Pueblo agricultor con una organización conocida como
sociedad dual (atribuida a la influencia incaica),
que se dividía en dos mitades: la de arriba, hacia la
cordillera y la de abajo hacia el mar.
De su agricultura, más específicamente de sus
cultivos, se sabe que estos se realizaban en el fondo de los
valles, siendo irrigados por canales artificiales. De este
modo, obtenían cosechas de maíz, papa y
algodón, este último utilizado para la fabricación de
ropa. La ganadería practicada era de tipo
trashumante, lo que significa que en verano los
animales eran llevados a pastar a la cordillera y en
invierno a la costa, donde además se proveían de peces,
mariscos y animales marinos.
Las construccionesque utilizaban para vivir eran
chozas agrupadas en aldeas pequeñas, hechas de
ramas cubiertas de barro y techo de paja, a
las que se sumaban unas bodegas subterráneas
empleadas para almacenar maíz y otros alimentos.
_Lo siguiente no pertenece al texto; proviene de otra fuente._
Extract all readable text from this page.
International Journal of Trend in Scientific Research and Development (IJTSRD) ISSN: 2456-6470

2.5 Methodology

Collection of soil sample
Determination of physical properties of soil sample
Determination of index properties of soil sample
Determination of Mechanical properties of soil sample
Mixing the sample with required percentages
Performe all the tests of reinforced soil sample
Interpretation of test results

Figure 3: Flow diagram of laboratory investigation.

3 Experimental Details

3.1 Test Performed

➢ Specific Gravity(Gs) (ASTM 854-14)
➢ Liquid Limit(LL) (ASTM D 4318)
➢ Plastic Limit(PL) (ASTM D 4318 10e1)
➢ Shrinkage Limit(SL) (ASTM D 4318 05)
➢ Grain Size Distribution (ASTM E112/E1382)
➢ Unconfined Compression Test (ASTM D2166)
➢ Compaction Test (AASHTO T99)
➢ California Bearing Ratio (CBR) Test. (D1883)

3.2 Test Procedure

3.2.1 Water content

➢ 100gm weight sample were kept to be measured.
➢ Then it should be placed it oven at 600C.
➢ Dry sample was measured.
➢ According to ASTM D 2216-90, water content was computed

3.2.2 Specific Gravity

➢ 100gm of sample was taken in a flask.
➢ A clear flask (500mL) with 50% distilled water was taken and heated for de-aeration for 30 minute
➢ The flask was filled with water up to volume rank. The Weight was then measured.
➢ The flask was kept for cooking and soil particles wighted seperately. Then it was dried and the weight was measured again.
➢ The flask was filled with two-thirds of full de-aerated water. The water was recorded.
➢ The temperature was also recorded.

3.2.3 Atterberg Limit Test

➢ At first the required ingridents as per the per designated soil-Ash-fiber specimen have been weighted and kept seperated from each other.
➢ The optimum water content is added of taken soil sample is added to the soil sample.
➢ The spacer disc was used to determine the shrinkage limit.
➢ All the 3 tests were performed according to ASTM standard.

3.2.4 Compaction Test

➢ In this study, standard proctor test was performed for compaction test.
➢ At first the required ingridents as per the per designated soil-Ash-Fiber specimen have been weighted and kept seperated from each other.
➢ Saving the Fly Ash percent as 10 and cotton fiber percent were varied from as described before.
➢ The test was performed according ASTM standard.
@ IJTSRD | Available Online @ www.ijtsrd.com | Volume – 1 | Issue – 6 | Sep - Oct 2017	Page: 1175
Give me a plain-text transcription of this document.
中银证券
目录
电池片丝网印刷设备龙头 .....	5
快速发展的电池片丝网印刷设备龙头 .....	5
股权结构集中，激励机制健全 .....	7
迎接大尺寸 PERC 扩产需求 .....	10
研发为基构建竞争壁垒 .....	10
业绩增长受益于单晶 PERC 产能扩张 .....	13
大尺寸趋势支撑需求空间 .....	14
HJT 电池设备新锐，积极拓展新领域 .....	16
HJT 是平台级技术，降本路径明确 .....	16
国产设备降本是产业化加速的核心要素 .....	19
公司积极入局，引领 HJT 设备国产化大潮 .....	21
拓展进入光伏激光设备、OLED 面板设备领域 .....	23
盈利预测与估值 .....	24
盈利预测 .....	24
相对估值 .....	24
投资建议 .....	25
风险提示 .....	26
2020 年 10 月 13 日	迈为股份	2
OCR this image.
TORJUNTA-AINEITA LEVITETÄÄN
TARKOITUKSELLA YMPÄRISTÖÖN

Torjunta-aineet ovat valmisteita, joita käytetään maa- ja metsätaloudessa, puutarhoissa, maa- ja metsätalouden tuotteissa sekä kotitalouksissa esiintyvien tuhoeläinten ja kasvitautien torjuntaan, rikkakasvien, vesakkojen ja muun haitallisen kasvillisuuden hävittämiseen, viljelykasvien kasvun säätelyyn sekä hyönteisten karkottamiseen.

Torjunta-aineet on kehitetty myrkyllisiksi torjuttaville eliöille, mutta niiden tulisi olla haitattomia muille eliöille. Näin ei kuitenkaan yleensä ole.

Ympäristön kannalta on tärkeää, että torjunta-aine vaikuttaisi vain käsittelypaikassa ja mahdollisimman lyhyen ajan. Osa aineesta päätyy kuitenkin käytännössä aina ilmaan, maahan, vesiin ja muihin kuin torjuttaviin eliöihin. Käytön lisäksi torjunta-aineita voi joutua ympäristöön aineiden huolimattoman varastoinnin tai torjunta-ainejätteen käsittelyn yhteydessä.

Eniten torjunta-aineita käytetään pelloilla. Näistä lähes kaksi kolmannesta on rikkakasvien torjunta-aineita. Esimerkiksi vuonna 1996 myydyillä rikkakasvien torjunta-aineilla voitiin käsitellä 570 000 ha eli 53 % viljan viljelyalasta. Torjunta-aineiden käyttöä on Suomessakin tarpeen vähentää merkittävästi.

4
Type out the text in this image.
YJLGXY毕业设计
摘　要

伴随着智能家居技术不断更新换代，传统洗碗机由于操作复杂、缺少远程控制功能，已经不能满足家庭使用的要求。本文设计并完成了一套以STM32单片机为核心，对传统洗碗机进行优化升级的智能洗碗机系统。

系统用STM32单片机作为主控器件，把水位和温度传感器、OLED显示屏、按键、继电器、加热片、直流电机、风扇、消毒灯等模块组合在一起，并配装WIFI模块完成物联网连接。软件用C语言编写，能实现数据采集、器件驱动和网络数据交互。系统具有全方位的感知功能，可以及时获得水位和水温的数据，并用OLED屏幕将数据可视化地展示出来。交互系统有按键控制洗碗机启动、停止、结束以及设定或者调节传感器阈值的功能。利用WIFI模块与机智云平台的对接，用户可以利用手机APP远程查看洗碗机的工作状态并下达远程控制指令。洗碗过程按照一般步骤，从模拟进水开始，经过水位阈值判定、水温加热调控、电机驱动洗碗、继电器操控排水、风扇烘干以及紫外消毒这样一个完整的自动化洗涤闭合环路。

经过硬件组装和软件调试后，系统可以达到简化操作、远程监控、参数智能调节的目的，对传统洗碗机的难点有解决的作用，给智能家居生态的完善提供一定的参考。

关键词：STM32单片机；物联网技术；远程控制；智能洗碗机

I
Se desconoce cuáles eran sus prácticas religiosas,
pero se piensa que creían en la existencia de una vida
extraterrenal, por el cuidado que ponían al momento de
enterrar a sus muertos, depositando cántaros con alimentos y
otras ofrendas. Con el tiempo, fueron mejorando la calidad
de las sepulturas, hasta confeccionar verdaderos ataúdes de
piedra.
Los diaguitas fueron expertos artesanos, tanto
metalúrgicos como alfareros, e incorporaron a los adornos de
oro y plata, piedras semipreciosas como el lapislázuli. Su
cerámica destaca por sus vasijas decoradas con
diseños geométricos en rojo, blanco, amarillo y negro,
especialmente aquellas conocidas como jarro-pato y
una forma de jarrón adoptada de los incas llamada
aríbalo.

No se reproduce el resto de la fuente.